A much-improved version | The Financial Express

A much-improved version

The latest data protection Bill takes care of many irritants for businesses, but the govt’s role as Big Brother is jarring

A much-improved version
Global companies had rightly objected to the benchmarking of the penalty to the global turnover, arguing it should be limited to the Indian geography.

The Digital Personal Data Protection Bill 2022 is undoubtedly a simpler piece of legislation than its earlier iterations. It does away with a lot of irritants for large corporations and has put in caveats for data on children. With contentious clauses relating to mirroring of data and data localisation being dropped, global Big Tech corporations will be relieved. Companies in the EU and US had expressed their reservations on the localisation of data, arguing it was too onerous and bureaucratic and would lead to cyber-security issues. The government has done well by making it easier for these companies to comply with the rules and do business. A conciliatory approach in which data can be transferred to some “friendly” countries is a welcome move, even though many say that this would amount to surrendering of data sovereignty. The intention of facilitating data flows is clearly to encourage start-ups and Big Tech. In fact, other rules relating to appointments for certain roles at start-ups, have also been relaxed. In fact, the government has gone to the extent of altering the penalty structure for violating the provisions of the law. The 2019 version of the Bill had proposed a penalty of 2-4% of the global turnover of an entity. Global companies had rightly objected to the benchmarking of the penalty to the global turnover, arguing it should be limited to the Indian geography.

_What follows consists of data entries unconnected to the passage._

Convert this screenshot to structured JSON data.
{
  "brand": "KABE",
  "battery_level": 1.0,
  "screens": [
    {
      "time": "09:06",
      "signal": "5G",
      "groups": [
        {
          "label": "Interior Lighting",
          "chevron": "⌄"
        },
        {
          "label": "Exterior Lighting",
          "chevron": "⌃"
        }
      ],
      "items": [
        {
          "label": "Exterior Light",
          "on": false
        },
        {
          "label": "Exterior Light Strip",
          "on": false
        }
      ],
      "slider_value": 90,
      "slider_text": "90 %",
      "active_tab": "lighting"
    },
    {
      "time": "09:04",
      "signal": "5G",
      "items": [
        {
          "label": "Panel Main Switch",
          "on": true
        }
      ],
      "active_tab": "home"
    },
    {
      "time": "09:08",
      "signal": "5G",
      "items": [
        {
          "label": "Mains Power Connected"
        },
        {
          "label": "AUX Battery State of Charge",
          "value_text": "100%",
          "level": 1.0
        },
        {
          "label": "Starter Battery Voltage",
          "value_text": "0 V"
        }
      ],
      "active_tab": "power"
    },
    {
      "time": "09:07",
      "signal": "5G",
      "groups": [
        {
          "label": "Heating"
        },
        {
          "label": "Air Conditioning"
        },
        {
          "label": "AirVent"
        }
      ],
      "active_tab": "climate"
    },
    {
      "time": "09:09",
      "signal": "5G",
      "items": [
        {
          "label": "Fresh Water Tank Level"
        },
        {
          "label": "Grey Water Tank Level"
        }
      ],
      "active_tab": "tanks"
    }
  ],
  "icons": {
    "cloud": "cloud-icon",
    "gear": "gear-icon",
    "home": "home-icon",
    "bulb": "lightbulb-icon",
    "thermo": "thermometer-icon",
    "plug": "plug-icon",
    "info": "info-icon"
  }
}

Also Read: New Data Protection Bill drops 4 contentious clauses

The new framework, with a graded mechanism, is better. The penalty can go up to Rs 500 crore for both companies and persons if they fail to prevent data breaches, including accidentally disclosing, sharing, altering or destroying personal data. If data fiduciaries or data processors fail to prevent personal data breaches, the penalty could go up to Rs 250 crore. There are, however, no criminal liabilities specified for tackling cyber-security issues. In an important provision, the law would require the data fiduciary to obtain the consent of the parents or legal guardian where the personal data of children is to be processed. Allowing individuals the right to withdraw consent is also a good addition to the new legislation.

However, the provisions of the Bill that are indeed worrying relate to the government retaining the right to not comply with the rules in certain situations. The 2019 Bill was rightly criticised by stakeholders, including Justice B.N. Srikrishna—he chaired a committee of experts that had authored a draft bill in 2018—for over-emphasising the national security angle, among other reasons. The withdrawal of the Bill and the promise to introduce a fresh draft had offered hope that the new Bill will be better drafted to fulfil what is ostensibly its primary aim: Assure citizens their personal data will be secure, and their privacy will be respected by commercial interests and government agencies. While the first has been largely taken care of, the second has been ignored. Under Section 35, the central government can exempt any government agency from all or any of the provisions relating to the processing of personal data. This leaves room for misuse of power—data processing should be permitted only when the security of the nation is threatened. This needs to be looked afresh. Meanwhile, the government should get going on tabling the Bill in the Budget session as the lack of proper data protection architecture has been an anomaly when compared with major countries.